Labour’s Acting Leader Annette King has called for open consultation with the public and a full parliamentary debate including the complete text of the Trans-Pacific Partnership agreement.
This follows what the Prime Minister John Key describes as a successful conclusion to negotiations regarding the TPPA.
Key says, “This agreement will give our exporters much better access to a market of more than 800 million customers in 11 countries across Asia and the Pacific, and help Kiwi firms do business overseas,”
However according to Annette King the Government appears to have failed to deliver in the secretive TPP deal, with no meaningful gains for dairy and new costs for Pharmac.
She says, “The deal falls well below expectations with only disappointing crumbs for our dairy industry and extended patents on new drugs which will cost the taxpayer millions and leave New Zealanders without life-saving drugs.”
Despite protest from a number of groups, including iwi regarding the secrecy surrounding negotiations and the implications of the TPP over wider New Zealand, particularly Māori sovereignty and the Treaty of Waitangi, the nations involved in TPP negotiations signed off on the agreement after days of discussion.
John Key says “As a country, we won’t get rich selling things to ourselves. Instead, we need to sell more of our products and services to customers around the world, and TPP helps makes that happen.”
According to the information released regarding the TPP, tariffs on 93 per cent of New Zealand’s exports to FTA partners to the United States, Japan, Canada, Mexico, and Peru will be eliminated.
Dairy exporters will have access to these markets through newly created quotas, in addition to tariff elimination on a number of products.
Tariffs on all other New Zealand exports to TPP countries will be eliminated, with the exception of beef exports to Japan, where tariffs will reduce significantly.
Annette King says, “The government must come clean now on what ‘ugly compromises’ they have made behind closed doors.
“The devil is definitely in the detail in these agreements.

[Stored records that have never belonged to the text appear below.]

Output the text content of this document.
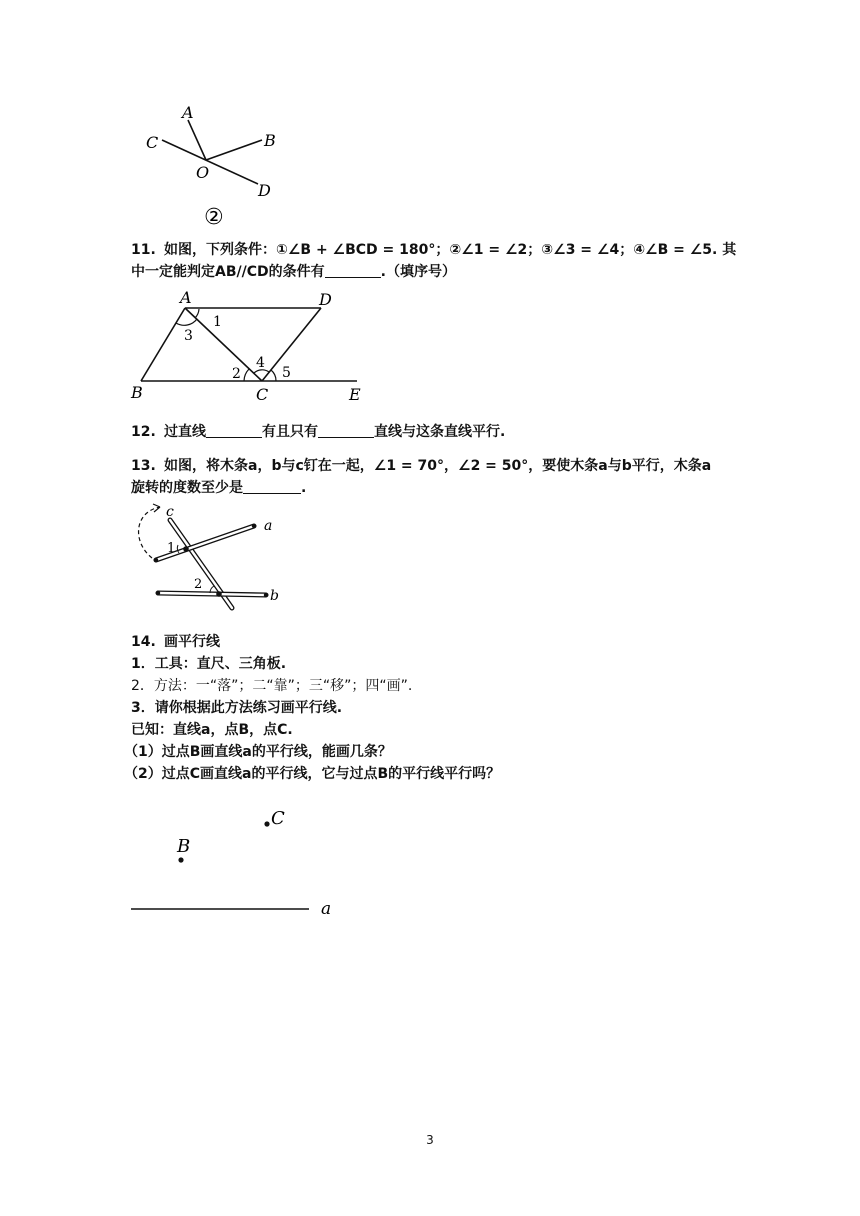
A
B
C
D
O
②
11. 如图，下列条件：①∠B + ∠BCD = 180°；②∠1 = ∠2；③∠3 = ∠4；④∠B = ∠5. 其
中一定能判定AB//CD的条件有	.（填序号）
A	D
B	C	E
1
3
2
4
5
12. 过直线	有且只有	直线与这条直线平行.
13. 如图，将木条a，b与c钉在一起，∠1 = 70°，∠2 = 50°，要使木条a与b平行，木条a
旋转的度数至少是	.
c
a
b
1
2
14. 画平行线
1．工具：直尺、三角板.
2．方法：一“落”；二“靠”；三“移”；四“画”.
3．请你根据此方法练习画平行线.
已知：直线a，点B，点C.
（1）过点B画直线a的平行线，能画几条？
（2）过点C画直线a的平行线，它与过点B的平行线平行吗？
C
B
a
3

New Zealanders must be told whether the government has traded away our right to further restrict foreign ownership of housing or farm land and what agreements have been made to allow foreign corporations to sue New Zealand for regulating in the public interest,” she says.
John Key says “The overall benefit of TPP to New Zealand is estimated to be at least $2.7 billion a year by 2030.

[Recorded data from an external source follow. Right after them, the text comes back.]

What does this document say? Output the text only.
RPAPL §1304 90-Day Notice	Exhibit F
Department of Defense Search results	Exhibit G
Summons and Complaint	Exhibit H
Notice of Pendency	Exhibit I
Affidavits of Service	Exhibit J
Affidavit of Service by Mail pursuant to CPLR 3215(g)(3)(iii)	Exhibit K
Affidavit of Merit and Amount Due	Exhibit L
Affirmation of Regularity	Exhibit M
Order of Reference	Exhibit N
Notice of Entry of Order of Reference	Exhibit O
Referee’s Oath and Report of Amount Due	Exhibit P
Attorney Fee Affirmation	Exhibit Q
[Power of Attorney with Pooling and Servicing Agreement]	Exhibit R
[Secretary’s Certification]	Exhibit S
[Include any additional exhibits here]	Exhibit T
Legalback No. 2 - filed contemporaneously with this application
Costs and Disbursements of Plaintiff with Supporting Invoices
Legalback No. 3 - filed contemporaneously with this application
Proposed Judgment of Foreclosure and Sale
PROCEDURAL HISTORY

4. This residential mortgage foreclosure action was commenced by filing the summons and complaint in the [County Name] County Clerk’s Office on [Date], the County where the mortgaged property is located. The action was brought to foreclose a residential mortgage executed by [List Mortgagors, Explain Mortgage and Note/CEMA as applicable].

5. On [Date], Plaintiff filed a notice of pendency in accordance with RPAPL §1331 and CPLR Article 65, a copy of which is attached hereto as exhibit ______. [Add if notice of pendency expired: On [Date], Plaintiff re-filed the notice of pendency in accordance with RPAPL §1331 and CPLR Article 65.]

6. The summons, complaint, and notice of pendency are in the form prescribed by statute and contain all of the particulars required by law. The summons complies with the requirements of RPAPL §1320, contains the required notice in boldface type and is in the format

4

“That’s more jobs, higher incomes and a better standard of living for New Zealanders,” Mr Key says.
“Many concerns raised previously about TPP are not reflected in the final agreement. For example, consumers will now pay more for subsidised medicines as a result of TPP and the PHARMAC model will not change.”
While Labour says it supports free trade, Annette King says “the TPPA is more than just a trade agreement. We have been very clear that we will not support it if it does not meet our bottom lines including meaningful gains for farmers, the ability to restrict house and land sales, protecting Pharmac and the ability to govern in the interests of New Zealanders.”
The Government is continuing negotiations with a number of other countries and is actively pursuing the launch of an FTA with the European Union.